CACCIAGUIDA Cacciaguida, ormai quasi scomparso, potrebbe essere stato fiorentino, visto che il sommo poeta Dante Alighieri fu un pronipote di un Cacciaguida, il cognome dovrebbe derivare da un soprannome, forse riservato ad un addetto all'organizzazione della caccia di qualche famiglia nobile.
CACCIALANZA Tipico della provincia di Milano e Lodi.
integrazioni fornite da Giovanni Vezzelli
Caccialanza è composto da 'caccia' + 'lanza' dove quest'ultimo termine viene dal dialetto e indica una 'lancia', cioè una imbarcazione a remi.
CACCIANIGA
CAZZANIGA
GAZZANIGA
Caccianiga è decisamente milanese, Cazzaniga è tipico del milanese e del bergamasco, Gazzaniga sembrerebbe specifico del pavese, potrebbero derivare dal toponimo Gazzaniga (BG) l'antico Caccianiga e poi Cazaniga, di quest'uso abbiamo un esempio nel 1442: "...dicti loci de Cassago de mandato et impositione Iacobini dicti Bolpini de Nava filii quondam Iohannis et Zanis de Cazaniga filii quondam Bertini habitantium in dicto loco Cassago...", un 'esempio di questa cognominizzazione lo troviamo a Cassago nel 1524: "...Li heredi di messer Bernardo Cazaniga obligati a uno annuale di messa trenta et staia dodeci di formento per anni quaranta come per testamento sotto li 23 di genaro 1524...".

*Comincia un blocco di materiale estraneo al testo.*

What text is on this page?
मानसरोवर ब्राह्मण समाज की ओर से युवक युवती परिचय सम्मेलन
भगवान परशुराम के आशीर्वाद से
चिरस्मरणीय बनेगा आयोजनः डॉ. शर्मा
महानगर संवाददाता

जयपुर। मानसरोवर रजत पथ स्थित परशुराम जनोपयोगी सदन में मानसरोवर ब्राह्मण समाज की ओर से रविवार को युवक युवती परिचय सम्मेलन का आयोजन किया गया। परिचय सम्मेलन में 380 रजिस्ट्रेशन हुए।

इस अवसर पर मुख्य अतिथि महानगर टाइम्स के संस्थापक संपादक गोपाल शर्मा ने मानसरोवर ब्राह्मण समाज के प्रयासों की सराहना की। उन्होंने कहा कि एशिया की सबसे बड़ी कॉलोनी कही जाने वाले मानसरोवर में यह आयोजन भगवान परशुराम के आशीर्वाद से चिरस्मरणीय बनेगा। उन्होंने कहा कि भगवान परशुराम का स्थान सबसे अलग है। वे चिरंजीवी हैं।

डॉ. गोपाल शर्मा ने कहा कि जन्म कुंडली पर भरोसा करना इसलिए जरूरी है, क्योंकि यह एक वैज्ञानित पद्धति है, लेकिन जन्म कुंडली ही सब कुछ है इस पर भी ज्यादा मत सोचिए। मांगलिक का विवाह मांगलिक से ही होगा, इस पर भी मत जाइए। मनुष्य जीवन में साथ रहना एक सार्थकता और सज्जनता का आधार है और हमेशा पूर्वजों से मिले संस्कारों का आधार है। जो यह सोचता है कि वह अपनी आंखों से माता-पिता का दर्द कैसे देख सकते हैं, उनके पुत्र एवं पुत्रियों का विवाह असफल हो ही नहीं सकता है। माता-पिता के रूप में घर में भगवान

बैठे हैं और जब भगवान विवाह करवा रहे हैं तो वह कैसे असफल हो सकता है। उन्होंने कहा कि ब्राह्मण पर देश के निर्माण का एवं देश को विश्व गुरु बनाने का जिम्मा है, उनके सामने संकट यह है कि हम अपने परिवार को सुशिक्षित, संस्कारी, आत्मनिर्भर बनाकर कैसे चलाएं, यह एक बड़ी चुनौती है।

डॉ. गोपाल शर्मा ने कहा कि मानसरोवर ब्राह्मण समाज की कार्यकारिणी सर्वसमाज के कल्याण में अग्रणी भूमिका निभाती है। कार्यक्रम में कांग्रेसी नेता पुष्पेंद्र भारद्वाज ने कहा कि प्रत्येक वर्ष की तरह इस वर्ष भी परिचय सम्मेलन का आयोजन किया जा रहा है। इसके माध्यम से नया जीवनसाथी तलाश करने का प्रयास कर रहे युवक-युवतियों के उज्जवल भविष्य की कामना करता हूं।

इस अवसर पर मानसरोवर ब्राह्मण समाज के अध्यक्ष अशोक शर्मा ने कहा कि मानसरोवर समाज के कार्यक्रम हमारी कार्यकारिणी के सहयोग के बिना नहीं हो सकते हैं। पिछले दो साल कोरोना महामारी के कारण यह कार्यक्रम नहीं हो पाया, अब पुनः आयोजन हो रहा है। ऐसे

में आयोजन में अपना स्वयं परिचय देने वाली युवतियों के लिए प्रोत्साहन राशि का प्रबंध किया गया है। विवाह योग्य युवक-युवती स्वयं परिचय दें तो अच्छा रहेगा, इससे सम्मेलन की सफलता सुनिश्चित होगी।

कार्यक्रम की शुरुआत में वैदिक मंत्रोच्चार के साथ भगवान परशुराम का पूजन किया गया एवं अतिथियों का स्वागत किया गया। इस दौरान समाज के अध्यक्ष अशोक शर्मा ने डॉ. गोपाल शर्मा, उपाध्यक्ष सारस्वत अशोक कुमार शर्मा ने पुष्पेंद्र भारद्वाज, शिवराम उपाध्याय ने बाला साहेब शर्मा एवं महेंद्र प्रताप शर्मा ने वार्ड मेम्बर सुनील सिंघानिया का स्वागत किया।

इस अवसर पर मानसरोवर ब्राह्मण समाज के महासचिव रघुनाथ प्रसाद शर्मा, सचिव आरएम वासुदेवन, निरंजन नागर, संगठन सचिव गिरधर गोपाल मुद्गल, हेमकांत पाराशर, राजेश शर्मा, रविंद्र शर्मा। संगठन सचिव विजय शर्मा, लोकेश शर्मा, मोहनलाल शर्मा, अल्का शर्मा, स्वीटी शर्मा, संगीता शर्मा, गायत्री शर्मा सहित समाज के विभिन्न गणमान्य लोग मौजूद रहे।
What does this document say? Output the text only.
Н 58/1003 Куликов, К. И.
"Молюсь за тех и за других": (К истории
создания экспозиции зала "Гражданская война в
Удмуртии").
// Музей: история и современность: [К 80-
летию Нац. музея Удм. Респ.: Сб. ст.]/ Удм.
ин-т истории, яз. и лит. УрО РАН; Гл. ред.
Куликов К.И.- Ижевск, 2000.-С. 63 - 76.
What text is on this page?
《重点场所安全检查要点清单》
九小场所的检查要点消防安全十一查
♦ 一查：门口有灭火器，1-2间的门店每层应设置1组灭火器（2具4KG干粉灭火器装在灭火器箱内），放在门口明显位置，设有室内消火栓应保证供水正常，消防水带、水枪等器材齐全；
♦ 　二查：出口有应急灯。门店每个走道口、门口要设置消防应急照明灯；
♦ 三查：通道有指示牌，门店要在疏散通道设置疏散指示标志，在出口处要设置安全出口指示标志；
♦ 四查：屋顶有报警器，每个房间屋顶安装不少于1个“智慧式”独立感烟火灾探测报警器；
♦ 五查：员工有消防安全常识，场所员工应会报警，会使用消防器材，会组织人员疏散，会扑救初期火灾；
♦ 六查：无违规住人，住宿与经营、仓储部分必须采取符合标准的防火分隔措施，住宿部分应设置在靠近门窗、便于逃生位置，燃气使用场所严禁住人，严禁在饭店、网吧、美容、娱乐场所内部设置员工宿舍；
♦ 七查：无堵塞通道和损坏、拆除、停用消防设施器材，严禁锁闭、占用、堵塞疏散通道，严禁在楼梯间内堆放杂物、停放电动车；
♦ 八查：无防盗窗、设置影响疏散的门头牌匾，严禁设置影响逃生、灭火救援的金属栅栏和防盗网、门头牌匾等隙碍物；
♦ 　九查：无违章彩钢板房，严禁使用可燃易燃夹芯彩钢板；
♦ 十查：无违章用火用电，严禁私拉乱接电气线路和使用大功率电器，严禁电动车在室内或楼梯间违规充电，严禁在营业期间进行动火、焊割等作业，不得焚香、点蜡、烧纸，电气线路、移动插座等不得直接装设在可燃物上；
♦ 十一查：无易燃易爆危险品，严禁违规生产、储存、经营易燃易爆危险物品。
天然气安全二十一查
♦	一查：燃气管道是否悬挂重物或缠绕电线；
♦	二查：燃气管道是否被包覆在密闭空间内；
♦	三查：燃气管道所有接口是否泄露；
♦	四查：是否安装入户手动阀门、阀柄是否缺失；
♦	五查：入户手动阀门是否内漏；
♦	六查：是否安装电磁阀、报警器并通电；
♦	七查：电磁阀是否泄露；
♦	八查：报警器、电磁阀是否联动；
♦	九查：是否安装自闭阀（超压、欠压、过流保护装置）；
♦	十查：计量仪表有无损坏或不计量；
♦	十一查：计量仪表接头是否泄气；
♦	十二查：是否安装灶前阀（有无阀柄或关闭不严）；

CACCIAPAGLIA Cacciapaglia è tipicamente pugliese, del barese e di Santeramo in Colle in particolare, di Acquaviva delle Fonti, di Bari, di Noicattaro e di Conversano, di Tuglie, Parabita e Nardò nel leccese e di Taranto, dovrebbe derivare da un soprannome scherzoso riferito a capostipiti che non fossero dei gran cacciatori, o anche a dei contadini visti come addetti ai pagliai.
CACCIAPUOTI Cacciapuoti è tipico del casertano e del napoletano, dovrebbe derivare da un soprannome, ma secondo un'ipotesi non trascurabile dovrebbe invece derivare dall'italianizzazione dialettale del cognome francese Chassepot, che a sua volta deriva da un termine che indicava la mansione di esattore delle imposte, si trovano tracce di questo cognome nel napoletano almeno fin dal 1400, nel 1419 infatti Giovanni Cacciapuoti dona alla chiesa di San Giovanni a Campo, oggi della Madonna delle Grazie di Giugliano in Campania nel napoletano.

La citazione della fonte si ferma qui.